Oklahoma. Photo courtesy of Clay Chapman

“Architecture plays the singular role of an active, archival touchstone, tangibly connecting us to the past. Nothing unites us with our ancestors so practically.” —Clay Chapman

Over the last century, it has become an expectation that architects design for other architects, and the rest of us benefit from their genius. It naturally resulted that those who made and celebrated buildings lauded and taught those who defined the problems they were solving. Like models strutting through a fashion show, no questions are asked, and only one vision of beauty was offered. The buildings that are generated from a designer’s black box are not enough when you live in a world where thought and place and perception have been made central in everyone’s lives over months of isolation.

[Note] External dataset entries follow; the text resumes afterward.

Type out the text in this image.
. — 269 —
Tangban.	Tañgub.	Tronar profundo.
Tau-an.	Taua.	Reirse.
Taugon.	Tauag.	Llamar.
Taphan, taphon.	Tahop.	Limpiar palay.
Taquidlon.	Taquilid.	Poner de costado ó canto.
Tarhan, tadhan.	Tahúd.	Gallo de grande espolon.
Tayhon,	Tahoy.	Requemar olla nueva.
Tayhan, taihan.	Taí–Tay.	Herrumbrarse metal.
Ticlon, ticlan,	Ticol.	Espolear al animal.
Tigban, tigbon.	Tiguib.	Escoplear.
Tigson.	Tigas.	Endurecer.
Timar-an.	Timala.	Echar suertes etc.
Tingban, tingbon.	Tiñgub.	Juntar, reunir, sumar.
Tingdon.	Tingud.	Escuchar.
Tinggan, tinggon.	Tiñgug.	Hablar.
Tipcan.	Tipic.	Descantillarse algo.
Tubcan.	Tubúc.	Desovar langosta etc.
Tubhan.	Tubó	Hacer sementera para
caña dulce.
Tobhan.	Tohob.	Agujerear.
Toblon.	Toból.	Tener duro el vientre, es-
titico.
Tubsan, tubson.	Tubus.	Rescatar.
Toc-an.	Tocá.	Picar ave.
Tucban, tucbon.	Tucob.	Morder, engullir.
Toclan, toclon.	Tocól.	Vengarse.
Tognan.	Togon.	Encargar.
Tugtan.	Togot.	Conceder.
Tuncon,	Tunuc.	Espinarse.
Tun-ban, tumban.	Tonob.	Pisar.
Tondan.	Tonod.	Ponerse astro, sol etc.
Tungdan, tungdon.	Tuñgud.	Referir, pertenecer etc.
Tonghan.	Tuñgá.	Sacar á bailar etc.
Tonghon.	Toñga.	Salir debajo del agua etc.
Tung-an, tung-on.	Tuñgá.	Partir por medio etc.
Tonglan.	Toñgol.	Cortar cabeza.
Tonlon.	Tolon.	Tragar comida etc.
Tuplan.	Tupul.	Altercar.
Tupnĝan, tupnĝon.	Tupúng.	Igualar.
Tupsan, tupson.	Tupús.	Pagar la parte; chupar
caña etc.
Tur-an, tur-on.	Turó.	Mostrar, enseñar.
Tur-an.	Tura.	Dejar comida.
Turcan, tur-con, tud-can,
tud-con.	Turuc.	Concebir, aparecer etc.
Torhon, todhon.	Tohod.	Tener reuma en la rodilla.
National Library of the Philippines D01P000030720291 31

Oklahoma. Photo courtesy of Clay Chapman

“We are sociable creatures who need personal space. Kitchens and room-sized porches overlook a shared commons buffered with layers of privacy.” —Ross Chapin

In our COVID-19 time apart we all want more than survival, or even love, we want meaning and beauty. Rather than aspire to the universal and abstract, in a post-plague world we may be seeing the beauty in our own values.

The universal intellectualization of fine arts architecture may shift to another universal world – the human response of joy in experience, memory and meaning. This may be a natural result. When we hear a bird’s chirp, see it’s feathers, they are to us astonishingly gorgeous and the bird is oblivious to them beyond their use. That does not make me arrogant or the bird ignorant but architects may grow to see that every baby we encounter has a beauty that is deeper than anything we can make. Architecture should aspire to be of our lives, rather than reflect how we want our lives to be.

Texas © William Abranowicz

“A recent project has its forms derived from local precedent built in the 1860’s. A team from our office was sent to help limewash one of the forts with Texas Parks & Wildlife to learn the traditional method of limewashing limestone. All materials other than the limestone were to be from the site, or could have been resourced from the site; oak timbers, wood shake roof shingles and even cedar and cypress used as columns harvested from the ranch.” —Michael Imber

Humans want to make that beauty. No other being wants to make beauty, they just are.  Maybe an unconspired aesthetic, one of response and idiosyncrasy, will begin to compete with a Canon that has become it’s own vernacular.

Connecticut © Mick Hales Photography

“This new chapel uses the “Why” of history to create its form from a 50 year old place in an exquisite setting taking the form of its original chapel, its sign, its cross and lifting them upon the arms of architecture. It is now three times larger and follows its legacy and landscape.” —Duo Dickinson

Duo Dickinson has been an architect for more than 30 years. The author of eight books, he is the architecture critic for the New Haven Register, writes on design and culture for the Hartford Courant,and is on the faculty at the Building Beauty Program at Sant’Anna Institute in Sorrento, Italy.